The disposition of the Jews to pronounce those “accursed” who differed from themselves in religious controversy, is exhibited in this verse. Jewish converts to Christianity in modern times are
often sadly familiar with cursing from their own relatives. 50.--[Nicodemus... he...came to Jesus by night.] This would be more
literally rendered, “He that came to Him by night.” The omission of our Lord's name here is very peculiar. — The fact of Nicodemus having come to see Jesus “by night” is always men. tioned by St. John, where His name occurs. (See John xix. 39.) It is to my mind a strong proof that he was a coward when he first came to our Lord, and dared not come openly by day.

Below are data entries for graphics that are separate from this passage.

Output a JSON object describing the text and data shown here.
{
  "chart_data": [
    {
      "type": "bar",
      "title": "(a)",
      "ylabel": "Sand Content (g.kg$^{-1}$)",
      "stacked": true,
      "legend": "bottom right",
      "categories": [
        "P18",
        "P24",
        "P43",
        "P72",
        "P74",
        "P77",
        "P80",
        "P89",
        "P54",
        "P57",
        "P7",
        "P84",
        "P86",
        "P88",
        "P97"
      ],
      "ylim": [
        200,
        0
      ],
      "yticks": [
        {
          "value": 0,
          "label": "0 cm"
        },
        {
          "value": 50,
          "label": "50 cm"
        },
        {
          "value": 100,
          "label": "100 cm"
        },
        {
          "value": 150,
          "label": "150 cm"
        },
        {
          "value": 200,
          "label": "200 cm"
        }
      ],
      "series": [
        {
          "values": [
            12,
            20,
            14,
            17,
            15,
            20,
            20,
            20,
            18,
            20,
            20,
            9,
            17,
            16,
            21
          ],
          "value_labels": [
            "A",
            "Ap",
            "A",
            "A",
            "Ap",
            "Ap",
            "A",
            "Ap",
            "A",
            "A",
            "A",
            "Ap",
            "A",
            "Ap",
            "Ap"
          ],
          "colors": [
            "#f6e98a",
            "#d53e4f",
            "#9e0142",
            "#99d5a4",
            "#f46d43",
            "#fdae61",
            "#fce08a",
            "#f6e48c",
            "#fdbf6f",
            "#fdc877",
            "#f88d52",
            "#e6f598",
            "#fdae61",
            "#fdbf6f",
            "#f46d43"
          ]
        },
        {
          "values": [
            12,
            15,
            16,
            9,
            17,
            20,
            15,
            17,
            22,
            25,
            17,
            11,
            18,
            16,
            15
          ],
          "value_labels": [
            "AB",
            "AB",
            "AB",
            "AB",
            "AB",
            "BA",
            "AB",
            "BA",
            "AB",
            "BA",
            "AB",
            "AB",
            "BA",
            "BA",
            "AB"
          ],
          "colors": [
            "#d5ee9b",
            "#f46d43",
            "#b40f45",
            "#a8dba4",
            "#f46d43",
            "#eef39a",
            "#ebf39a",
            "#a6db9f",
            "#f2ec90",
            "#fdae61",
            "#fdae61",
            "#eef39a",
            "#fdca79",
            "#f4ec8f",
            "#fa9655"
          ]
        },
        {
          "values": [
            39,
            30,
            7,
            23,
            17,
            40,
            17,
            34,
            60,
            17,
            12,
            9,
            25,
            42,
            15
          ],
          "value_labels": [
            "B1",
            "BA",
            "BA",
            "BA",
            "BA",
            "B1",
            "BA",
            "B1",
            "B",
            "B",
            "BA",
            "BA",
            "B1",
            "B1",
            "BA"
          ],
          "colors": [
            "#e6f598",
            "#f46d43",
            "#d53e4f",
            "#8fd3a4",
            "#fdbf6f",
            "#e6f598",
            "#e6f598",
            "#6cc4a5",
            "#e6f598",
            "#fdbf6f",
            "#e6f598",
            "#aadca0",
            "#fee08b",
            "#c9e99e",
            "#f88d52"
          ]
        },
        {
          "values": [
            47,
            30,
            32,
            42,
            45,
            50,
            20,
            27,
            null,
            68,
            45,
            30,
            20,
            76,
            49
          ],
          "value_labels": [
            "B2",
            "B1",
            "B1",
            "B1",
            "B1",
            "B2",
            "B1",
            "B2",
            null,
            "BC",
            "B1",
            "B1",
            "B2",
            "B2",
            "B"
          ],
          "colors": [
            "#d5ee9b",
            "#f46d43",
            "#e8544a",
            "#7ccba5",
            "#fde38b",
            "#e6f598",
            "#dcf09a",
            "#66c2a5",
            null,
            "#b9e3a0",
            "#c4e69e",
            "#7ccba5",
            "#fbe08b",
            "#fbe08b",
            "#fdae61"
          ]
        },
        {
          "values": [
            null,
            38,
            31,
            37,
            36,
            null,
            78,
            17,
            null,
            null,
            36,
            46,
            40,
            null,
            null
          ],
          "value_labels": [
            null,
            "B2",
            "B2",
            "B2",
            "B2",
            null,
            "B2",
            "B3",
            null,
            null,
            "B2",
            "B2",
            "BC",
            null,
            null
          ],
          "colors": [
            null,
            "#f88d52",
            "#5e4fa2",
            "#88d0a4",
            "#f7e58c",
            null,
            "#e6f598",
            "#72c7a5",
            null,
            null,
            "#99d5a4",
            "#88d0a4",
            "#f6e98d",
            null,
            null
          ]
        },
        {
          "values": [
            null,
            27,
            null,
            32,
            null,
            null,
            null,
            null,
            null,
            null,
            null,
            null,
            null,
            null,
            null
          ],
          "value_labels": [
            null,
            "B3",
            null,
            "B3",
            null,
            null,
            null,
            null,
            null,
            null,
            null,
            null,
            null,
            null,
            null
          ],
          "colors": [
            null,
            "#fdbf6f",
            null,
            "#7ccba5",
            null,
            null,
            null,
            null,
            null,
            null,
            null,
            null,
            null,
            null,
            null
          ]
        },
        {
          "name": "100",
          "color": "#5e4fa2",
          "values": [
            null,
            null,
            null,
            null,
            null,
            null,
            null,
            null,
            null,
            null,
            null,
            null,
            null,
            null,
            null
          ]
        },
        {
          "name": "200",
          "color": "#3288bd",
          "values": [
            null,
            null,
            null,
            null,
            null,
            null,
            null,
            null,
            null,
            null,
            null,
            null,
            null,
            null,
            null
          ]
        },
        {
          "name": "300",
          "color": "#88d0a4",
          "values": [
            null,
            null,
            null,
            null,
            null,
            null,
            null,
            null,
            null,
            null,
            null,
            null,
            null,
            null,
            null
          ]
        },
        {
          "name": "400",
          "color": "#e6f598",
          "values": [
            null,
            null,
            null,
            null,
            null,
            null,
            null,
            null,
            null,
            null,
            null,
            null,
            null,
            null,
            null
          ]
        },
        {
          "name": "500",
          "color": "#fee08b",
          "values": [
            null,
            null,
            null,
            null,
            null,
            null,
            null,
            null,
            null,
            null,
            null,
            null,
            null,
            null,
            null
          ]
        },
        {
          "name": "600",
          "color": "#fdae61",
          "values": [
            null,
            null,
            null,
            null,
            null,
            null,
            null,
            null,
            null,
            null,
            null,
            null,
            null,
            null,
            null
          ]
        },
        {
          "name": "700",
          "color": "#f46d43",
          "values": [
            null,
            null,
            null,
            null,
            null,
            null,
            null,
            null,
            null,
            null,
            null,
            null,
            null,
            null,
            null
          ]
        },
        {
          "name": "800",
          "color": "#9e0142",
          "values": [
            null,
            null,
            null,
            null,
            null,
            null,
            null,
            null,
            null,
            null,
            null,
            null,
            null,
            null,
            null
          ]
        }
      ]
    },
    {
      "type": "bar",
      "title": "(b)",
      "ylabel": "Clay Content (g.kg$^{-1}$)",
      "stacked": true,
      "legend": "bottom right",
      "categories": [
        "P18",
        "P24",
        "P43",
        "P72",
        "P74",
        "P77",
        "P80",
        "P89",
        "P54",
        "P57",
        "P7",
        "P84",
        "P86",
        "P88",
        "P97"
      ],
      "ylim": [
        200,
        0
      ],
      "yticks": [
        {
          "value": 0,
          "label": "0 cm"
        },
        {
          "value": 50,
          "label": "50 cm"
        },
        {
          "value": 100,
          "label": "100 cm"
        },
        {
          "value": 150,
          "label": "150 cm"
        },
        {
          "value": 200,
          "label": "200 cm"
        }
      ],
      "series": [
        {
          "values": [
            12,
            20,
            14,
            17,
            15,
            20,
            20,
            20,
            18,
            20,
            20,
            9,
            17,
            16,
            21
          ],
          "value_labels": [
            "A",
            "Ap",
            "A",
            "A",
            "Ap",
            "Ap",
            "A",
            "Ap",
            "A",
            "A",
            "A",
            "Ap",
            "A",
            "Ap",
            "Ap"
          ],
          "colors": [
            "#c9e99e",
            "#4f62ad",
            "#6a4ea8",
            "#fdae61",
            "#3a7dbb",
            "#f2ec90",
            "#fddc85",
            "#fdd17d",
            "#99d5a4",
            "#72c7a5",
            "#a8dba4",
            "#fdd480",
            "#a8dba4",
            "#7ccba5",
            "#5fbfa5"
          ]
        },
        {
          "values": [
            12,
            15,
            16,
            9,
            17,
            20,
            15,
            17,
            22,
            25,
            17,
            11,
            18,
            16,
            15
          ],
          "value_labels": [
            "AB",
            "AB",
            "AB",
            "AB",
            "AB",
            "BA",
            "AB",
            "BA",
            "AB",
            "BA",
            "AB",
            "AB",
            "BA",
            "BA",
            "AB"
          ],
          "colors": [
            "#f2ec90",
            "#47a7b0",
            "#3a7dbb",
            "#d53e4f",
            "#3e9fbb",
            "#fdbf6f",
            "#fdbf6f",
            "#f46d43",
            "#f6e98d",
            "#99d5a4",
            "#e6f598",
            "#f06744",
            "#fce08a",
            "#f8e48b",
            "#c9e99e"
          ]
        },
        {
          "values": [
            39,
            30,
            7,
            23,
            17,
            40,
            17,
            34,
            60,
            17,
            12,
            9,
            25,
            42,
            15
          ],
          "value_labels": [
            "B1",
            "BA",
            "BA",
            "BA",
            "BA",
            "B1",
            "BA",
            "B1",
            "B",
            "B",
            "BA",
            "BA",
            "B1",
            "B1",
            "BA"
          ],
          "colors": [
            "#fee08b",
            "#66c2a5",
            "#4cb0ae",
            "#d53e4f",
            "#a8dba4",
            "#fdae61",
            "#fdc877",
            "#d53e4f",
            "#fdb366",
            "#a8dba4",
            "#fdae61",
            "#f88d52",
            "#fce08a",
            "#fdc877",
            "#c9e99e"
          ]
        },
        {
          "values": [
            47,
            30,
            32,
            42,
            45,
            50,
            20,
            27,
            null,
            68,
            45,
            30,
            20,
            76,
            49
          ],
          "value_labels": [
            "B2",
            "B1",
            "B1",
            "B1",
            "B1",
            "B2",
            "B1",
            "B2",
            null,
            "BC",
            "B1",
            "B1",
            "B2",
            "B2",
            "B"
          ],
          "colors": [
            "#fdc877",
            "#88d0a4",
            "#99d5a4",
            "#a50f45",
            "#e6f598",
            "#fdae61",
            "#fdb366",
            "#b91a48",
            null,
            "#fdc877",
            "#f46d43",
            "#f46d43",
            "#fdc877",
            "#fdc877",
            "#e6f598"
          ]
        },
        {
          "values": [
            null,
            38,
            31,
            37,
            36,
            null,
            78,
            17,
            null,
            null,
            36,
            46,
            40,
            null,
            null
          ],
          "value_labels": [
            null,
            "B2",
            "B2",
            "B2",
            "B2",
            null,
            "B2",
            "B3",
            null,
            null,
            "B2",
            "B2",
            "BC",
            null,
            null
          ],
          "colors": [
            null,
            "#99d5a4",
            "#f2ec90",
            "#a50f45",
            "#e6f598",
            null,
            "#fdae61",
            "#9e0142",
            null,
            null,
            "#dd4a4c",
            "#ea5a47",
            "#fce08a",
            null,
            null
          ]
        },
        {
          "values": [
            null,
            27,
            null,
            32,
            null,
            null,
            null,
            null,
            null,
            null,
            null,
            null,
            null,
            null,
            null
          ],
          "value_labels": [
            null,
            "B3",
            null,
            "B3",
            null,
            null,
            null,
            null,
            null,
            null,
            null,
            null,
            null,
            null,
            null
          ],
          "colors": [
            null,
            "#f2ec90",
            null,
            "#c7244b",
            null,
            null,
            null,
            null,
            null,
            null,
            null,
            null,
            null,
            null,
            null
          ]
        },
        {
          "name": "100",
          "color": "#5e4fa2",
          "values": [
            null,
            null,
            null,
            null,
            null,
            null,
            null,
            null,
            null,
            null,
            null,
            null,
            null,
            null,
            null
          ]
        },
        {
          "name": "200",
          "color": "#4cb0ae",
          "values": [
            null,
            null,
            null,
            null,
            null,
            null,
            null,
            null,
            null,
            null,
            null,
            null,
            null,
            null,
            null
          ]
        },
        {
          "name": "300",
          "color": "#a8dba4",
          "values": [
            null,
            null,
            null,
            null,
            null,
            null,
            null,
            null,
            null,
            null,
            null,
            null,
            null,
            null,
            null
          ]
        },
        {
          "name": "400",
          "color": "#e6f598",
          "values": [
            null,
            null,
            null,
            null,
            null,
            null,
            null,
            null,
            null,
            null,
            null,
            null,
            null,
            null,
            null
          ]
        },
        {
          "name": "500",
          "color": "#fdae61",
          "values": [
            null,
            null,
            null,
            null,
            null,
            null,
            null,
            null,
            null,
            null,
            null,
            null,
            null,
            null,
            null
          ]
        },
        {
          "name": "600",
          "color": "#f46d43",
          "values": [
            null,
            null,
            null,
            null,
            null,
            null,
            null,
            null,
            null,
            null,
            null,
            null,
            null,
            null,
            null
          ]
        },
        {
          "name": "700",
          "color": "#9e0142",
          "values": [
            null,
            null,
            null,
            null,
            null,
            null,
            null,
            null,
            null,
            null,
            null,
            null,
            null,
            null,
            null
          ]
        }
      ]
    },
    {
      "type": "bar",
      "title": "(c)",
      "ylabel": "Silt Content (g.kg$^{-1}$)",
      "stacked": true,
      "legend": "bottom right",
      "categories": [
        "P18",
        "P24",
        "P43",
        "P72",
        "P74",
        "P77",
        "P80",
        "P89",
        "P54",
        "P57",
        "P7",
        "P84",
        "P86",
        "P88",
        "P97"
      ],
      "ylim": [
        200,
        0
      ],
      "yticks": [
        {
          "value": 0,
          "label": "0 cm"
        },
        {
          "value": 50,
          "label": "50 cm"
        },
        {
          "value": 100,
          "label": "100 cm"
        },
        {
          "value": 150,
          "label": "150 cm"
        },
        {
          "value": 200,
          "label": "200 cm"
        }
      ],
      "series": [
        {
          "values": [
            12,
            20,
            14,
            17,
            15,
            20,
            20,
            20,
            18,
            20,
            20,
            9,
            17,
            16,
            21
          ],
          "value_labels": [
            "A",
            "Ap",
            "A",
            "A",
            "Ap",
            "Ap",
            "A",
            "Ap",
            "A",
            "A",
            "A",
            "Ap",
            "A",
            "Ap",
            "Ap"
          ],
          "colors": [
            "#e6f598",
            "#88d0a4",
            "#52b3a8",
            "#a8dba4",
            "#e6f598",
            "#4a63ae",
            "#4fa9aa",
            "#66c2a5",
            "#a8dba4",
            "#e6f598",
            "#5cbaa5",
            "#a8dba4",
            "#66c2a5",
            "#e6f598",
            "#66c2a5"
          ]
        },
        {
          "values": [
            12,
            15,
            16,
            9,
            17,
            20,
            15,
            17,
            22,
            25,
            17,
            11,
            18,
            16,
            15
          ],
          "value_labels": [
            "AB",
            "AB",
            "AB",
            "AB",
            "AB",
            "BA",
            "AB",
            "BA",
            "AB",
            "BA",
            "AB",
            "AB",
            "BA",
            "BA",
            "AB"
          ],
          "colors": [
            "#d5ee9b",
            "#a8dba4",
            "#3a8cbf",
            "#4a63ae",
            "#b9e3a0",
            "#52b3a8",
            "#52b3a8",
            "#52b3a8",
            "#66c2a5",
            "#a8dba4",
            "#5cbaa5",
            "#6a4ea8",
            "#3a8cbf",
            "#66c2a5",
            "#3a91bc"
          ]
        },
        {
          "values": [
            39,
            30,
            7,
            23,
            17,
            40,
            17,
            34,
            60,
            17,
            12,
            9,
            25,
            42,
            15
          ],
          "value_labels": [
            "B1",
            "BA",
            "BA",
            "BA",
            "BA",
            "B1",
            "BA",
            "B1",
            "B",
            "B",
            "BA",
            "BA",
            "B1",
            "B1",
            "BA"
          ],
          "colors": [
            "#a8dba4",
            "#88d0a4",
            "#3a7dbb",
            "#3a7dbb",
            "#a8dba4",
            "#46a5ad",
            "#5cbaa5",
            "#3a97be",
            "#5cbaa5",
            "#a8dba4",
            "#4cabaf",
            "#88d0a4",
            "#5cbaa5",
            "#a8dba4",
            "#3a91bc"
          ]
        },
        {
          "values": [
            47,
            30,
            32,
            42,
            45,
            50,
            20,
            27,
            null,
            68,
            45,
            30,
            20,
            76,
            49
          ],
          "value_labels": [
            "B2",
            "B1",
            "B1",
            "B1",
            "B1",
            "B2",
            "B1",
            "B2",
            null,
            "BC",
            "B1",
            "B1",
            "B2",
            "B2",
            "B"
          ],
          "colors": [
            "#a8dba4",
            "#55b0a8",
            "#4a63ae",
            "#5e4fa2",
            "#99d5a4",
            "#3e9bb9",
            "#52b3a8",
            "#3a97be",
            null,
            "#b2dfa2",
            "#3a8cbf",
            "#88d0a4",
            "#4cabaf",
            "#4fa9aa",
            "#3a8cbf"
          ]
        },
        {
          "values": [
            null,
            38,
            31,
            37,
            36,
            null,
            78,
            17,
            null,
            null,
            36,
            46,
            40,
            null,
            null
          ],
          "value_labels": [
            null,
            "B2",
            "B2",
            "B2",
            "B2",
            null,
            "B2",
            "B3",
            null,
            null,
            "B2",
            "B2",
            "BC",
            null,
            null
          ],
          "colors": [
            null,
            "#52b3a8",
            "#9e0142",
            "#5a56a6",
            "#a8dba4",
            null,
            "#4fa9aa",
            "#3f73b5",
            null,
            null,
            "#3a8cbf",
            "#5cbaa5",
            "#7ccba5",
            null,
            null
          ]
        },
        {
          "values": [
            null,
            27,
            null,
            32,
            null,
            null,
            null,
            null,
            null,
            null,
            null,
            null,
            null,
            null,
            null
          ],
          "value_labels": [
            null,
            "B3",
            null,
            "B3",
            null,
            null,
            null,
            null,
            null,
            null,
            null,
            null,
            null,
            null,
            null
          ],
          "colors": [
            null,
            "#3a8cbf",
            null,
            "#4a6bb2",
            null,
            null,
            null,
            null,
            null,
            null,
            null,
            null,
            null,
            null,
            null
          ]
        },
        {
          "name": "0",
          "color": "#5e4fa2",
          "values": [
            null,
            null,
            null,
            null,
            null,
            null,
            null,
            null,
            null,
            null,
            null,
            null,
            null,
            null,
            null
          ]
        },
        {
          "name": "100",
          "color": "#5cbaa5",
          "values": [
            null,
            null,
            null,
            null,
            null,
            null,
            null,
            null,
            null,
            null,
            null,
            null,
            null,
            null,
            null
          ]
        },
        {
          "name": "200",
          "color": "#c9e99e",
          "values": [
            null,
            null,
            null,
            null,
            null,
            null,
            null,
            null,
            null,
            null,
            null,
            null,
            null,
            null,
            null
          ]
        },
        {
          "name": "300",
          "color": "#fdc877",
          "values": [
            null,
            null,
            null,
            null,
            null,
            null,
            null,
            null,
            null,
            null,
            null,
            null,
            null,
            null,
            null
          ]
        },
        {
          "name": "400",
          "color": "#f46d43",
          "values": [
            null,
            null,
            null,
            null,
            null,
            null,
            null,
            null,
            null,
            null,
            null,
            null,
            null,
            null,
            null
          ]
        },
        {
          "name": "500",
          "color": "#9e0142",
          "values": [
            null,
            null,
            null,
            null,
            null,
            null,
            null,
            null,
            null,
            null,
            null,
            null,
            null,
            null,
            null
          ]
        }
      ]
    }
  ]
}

[Being one of them.] This means that he was a chief man, or ruler among the Pharisees, and as such was present at all their deliberations and counsels. His case shows that the grace of God can reach men in any position, however unfavourable it may be to true religion. Even a chief Pharisee, one of that company of men who, as a body, hated our Lord and longed to kill Him, could believe and speak up for Him. We must never conclude hastily that there can be no Christians among a body of men, because the great majority of them hate Christ, and are hardened in wickedness. There was a Lot in Sodom, an Obadiah in Ahab's house, a Daniel in Babylon, saints in Nero's palace, and a Nicodemus among the Pharisees. He was “one out of their number,”
but not one of them in spirit. 51.- [Doth our law judge any man, etc.] This was undoubtedly
speaking up for our Lord, and pleading for His being treated justly and fairly, and according to law. At first sight it seems a very tame and cautious mode of showing his faith, if he had any. But it is difficult to see what more could have been said in the present temper of the Pharisees. Nicodemus wisely appealed to law, “Is it not a great principle of that law of Moses, which we all profess to honour, that no man should be condemned without first hearing from him what defence he can make, and without clear knowledge and evidence as to what he has really done? Is it fair and legal to condemn this person before you have heard from His own lips what He can say in His defence, and before you know from the testimony of competent witnesses what He has really done? -Are you not flying in the face of our law by hastily judging His case, and setting Him down as a malefactor before you have given Him a chance of clearing Himself ?” (See Deut. i. 17, and xvii. 8, etc., and xix. 15, etc.) Nicodemus, it will be observed, cautiously takes up his ground on broad general principles of universal application, and does not say a word about our Lord's particular case.
The Greek words would be more literally rendered, “Doth our law condemn the man unless it hears from him first."
I think there can be no reasonable doubt that these words show Nicodemus to have become a real, though a slow-growing disciple of Christ, and a true believer. It required great courage to do even the little that he did here, and to say what he said.